Wayang (Krama Javanese: ꦫꦶꦁꦒꦶꦠ꧀ Ringgit) is a Javanese word for a theatrical performance with puppets or human dancers. When the term is used to refer to kinds of puppet theatre, sometimes the puppet itself is referred to as wayang. Performances of shadow puppet theatre are accompanied by a gamelan orchestra in Java, and by gender wayang in Bali.
UNESCO designated wayang kulit, a shadow puppet theatre and the best known of the Indonesian wayang, as a Masterpiece of Oral and Intangible Heritage of Humanity on 7 November 2003. In return for the acknowledgment, UNESCO required Indonesians to preserve their heritage.
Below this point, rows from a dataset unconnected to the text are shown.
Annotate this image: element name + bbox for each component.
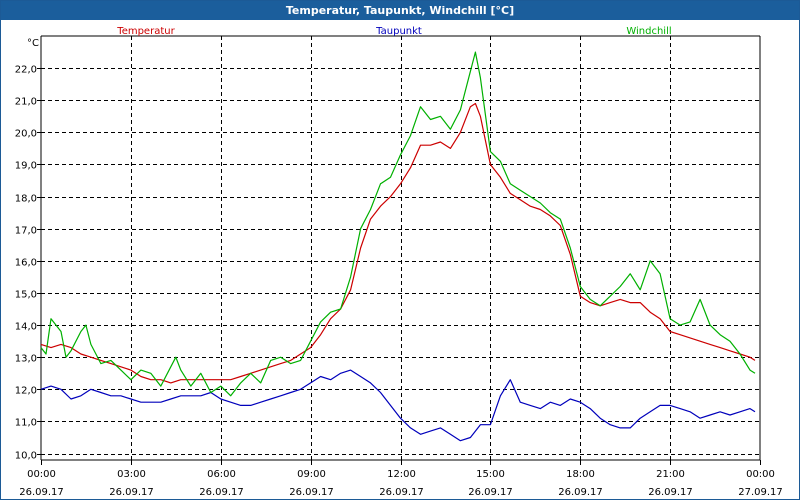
y-tick-label: 20,0 bbox=[15, 129, 37, 140]
grid-lines bbox=[41, 36, 760, 460]
x-tick-date: 26.09.17 bbox=[289, 487, 334, 498]
y-axis-ticks: 10,0 11,0 12,0 13,0 14,0 15,0 16,0 17,0 18,0 19,0… bbox=[15, 65, 41, 462]
chart-canvas: 10,0 11,0 12,0 13,0 14,0 15,0 16,0 17,0 18,0 19,0… bbox=[15, 26, 783, 498]
y-tick-label: 10,0 bbox=[15, 451, 37, 462]
x-tick-time: 21:00 bbox=[656, 469, 685, 480]
x-tick-time: 00:00 bbox=[27, 469, 56, 480]
x-tick-date: 26.09.17 bbox=[19, 487, 64, 498]
x-tick-time: 06:00 bbox=[207, 469, 236, 480]
plot-area bbox=[40, 35, 761, 461]
y-tick-label: 21,0 bbox=[15, 97, 37, 108]
y-tick-label: 16,0 bbox=[15, 258, 37, 269]
legend-entry-temperatur: Temperatur bbox=[116, 26, 175, 37]
y-tick-label: 15,0 bbox=[15, 290, 37, 301]
y-tick-label: 17,0 bbox=[15, 226, 37, 237]
legend-entry-windchill: Windchill bbox=[626, 26, 671, 37]
x-tick-date: 26.09.17 bbox=[648, 487, 693, 498]
x-axis-ticks: 00:00 26.09.17 03:00 26.09.17 06:00 26.09.17 0… bbox=[19, 460, 783, 498]
x-tick-date: 26.09.17 bbox=[379, 487, 424, 498]
x-tick-time: 03:00 bbox=[117, 469, 146, 480]
window-title: Temperatur, Taupunkt, Windchill [°C] bbox=[1, 1, 799, 20]
x-tick-time: 15:00 bbox=[476, 469, 505, 480]
series-lines bbox=[40, 51, 756, 442]
series-line-windchill bbox=[40, 51, 756, 397]
y-tick-label: 18,0 bbox=[15, 194, 37, 205]
x-tick-time: 18:00 bbox=[566, 469, 595, 480]
x-tick-date: 26.09.17 bbox=[558, 487, 603, 498]
y-tick-label: 19,0 bbox=[15, 161, 37, 172]
x-tick-time: 12:00 bbox=[387, 469, 416, 480]
x-tick-date: 27.09.17 bbox=[738, 487, 783, 498]
y-axis-unit: °C bbox=[27, 38, 39, 49]
y-tick-label: 12,0 bbox=[15, 386, 37, 397]
x-tick-date: 26.09.17 bbox=[468, 487, 513, 498]
legend-entry-taupunkt: Taupunkt bbox=[375, 26, 422, 37]
x-tick-time: 00:00 bbox=[746, 469, 775, 480]
y-tick-label: 13,0 bbox=[15, 354, 37, 365]
y-tick-label: 14,0 bbox=[15, 322, 37, 333]
y-tick-label: 22,0 bbox=[15, 65, 37, 76]
x-tick-date: 26.09.17 bbox=[109, 487, 154, 498]
legend: Temperatur Taupunkt Windchill bbox=[116, 26, 671, 37]
series-line-temperatur bbox=[40, 102, 756, 384]
y-tick-label: 11,0 bbox=[15, 418, 37, 429]
x-tick-time: 09:00 bbox=[297, 469, 326, 480]
x-tick-date: 26.09.17 bbox=[199, 487, 244, 498]
series-line-taupunkt bbox=[40, 369, 756, 442]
The term 'wayang' is the Javanese word for shadow, or bayang in standard Indonesian; the word also means "imagination." In modern daily Javanese and Indonesian vocabulary, wayang can refer to the puppet itself or the whole puppet theatre performance.
Wayang is a generic term denoting traditional theatre in Indonesia. There is no evidence that wayang existed before the first century CE, when Hinduism and Buddhism were brought to Southeast Asia. This leads to the hypothesis that the art was imported from either India or China, both of which have a long tradition of shadow puppetry and theatre in general. Jivan Pani has argued that wayang developed from two arts of Odisha in Eastern India, the Ravana Chhaya puppet theatre and the Chhau dance. However, there very well may have been indigenous storytelling traditions that had a profound impact on the development of the traditional puppet theatre.